To visualize the fragmentation results you can use the draw method for each structure type:

[29]:
hexa24.primary.draw(width=700)
[29]:
../_images/tutorial_properties_estimators_42_0.svg
[30]:
hexa24.secondary.draw(width=700)
[30]:
../_images/tutorial_properties_estimators_43_0.svg

The example molecules doesn’t have tertiary structures, let’s get the solution for a molecule that has tertiary structures:

[31]:
fluorene = abdulelah_gani.get_groups("9H-Fluorene")
[32]:
fluorene.primary.draw(width=800)
[32]:
../_images/tutorial_properties_estimators_46_0.svg
[33]:
fluorene.tertiary.draw(width=800)
[33]:
../_images/tutorial_properties_estimators_47_0.svg

Finally, getting multiple solutions.
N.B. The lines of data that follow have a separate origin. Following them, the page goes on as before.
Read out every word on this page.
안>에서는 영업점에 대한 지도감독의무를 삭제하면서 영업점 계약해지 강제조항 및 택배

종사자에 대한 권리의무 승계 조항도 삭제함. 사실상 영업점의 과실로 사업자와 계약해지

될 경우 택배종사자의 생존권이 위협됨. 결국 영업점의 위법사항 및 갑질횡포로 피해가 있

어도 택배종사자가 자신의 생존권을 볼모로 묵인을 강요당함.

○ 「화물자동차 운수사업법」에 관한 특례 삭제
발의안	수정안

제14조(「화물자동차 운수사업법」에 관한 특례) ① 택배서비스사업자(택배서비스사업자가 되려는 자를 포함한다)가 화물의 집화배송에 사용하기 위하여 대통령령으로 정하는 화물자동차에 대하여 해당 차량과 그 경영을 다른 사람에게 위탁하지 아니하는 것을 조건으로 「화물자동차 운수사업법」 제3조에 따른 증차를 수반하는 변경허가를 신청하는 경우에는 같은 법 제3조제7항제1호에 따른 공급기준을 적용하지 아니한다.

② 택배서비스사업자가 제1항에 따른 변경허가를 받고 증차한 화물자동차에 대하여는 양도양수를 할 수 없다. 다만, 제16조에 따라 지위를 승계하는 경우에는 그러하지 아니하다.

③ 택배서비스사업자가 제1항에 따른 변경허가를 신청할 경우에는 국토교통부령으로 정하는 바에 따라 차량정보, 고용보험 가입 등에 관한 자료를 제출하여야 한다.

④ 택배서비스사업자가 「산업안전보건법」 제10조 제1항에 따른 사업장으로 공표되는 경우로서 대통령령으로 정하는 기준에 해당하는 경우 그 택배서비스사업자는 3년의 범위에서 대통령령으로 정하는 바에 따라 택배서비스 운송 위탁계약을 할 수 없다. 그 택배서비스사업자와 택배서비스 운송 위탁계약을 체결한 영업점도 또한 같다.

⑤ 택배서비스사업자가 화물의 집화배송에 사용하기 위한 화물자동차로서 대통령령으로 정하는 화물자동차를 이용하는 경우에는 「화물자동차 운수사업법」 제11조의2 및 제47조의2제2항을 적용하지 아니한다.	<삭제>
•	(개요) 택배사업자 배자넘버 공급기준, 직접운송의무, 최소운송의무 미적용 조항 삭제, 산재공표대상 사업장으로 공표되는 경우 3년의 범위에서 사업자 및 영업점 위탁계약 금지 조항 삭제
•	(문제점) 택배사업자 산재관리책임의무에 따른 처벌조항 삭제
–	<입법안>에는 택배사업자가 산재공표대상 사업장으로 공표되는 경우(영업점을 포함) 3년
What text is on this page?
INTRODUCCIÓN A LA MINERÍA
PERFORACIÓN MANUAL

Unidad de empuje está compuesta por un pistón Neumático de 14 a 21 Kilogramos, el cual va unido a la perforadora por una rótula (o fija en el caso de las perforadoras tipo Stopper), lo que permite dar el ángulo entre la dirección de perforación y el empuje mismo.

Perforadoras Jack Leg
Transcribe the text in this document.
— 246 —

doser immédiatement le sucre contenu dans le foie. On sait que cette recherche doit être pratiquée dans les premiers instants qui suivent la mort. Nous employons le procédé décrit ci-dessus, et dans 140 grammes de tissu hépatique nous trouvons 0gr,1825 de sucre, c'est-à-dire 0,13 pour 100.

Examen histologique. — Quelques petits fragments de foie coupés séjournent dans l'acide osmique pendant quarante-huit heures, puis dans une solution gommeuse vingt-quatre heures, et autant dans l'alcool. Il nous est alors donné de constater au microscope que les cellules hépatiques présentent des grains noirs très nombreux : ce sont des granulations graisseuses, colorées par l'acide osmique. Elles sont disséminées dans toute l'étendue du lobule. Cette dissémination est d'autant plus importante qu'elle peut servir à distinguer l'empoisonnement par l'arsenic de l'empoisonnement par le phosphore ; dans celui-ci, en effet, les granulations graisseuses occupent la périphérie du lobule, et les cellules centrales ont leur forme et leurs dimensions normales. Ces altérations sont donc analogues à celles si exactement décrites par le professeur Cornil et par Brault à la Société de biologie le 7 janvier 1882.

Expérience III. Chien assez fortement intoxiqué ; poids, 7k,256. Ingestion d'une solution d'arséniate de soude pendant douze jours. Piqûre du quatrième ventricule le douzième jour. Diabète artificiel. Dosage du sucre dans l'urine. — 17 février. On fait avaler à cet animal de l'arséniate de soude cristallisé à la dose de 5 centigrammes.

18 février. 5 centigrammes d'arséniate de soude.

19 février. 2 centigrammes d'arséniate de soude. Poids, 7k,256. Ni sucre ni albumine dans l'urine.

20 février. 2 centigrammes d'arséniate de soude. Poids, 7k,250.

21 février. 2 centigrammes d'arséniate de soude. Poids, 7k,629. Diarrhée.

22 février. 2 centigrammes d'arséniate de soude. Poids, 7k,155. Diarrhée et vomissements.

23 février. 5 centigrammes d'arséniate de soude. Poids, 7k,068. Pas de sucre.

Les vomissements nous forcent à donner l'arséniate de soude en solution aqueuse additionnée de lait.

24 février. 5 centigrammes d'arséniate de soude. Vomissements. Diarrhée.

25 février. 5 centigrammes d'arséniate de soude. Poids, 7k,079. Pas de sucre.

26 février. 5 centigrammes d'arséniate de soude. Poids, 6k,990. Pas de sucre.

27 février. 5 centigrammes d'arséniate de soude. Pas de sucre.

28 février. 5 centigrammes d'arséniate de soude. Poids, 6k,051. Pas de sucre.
Secondary and tertiary structures can be overlapped so they doesn’t generate multiple solutions. But of course, the primary structures will generate multiple solutions. Let’s see an example:

[34]:
mol = abdulelah_gani.get_groups("COc1ccccc1N(=O)=O", "smiles", search_multiple_solutions=True)
[35]:
mol[0].primary.draw(width=600)
[35]:
../_images/tutorial_properties_estimators_50_0.svg
[36]:
mol[1].primary.draw(width=600)
[36]:
../_images/tutorial_properties_estimators_51_0.svg

Both solutions have the same secondary and tertiary results, but different primary results. This is why the properties are different.

[37]:
mol[0].critical_temperature
[37]:
750.949961574131 kelvin
[38]:
mol[1].critical_temperature
[38]:
784.2891401277112 kelvin

What a difference!! In this case, the second solution provides a much better estimation of critical temperature (782 K). You can check it by yourself on the publication original dataset.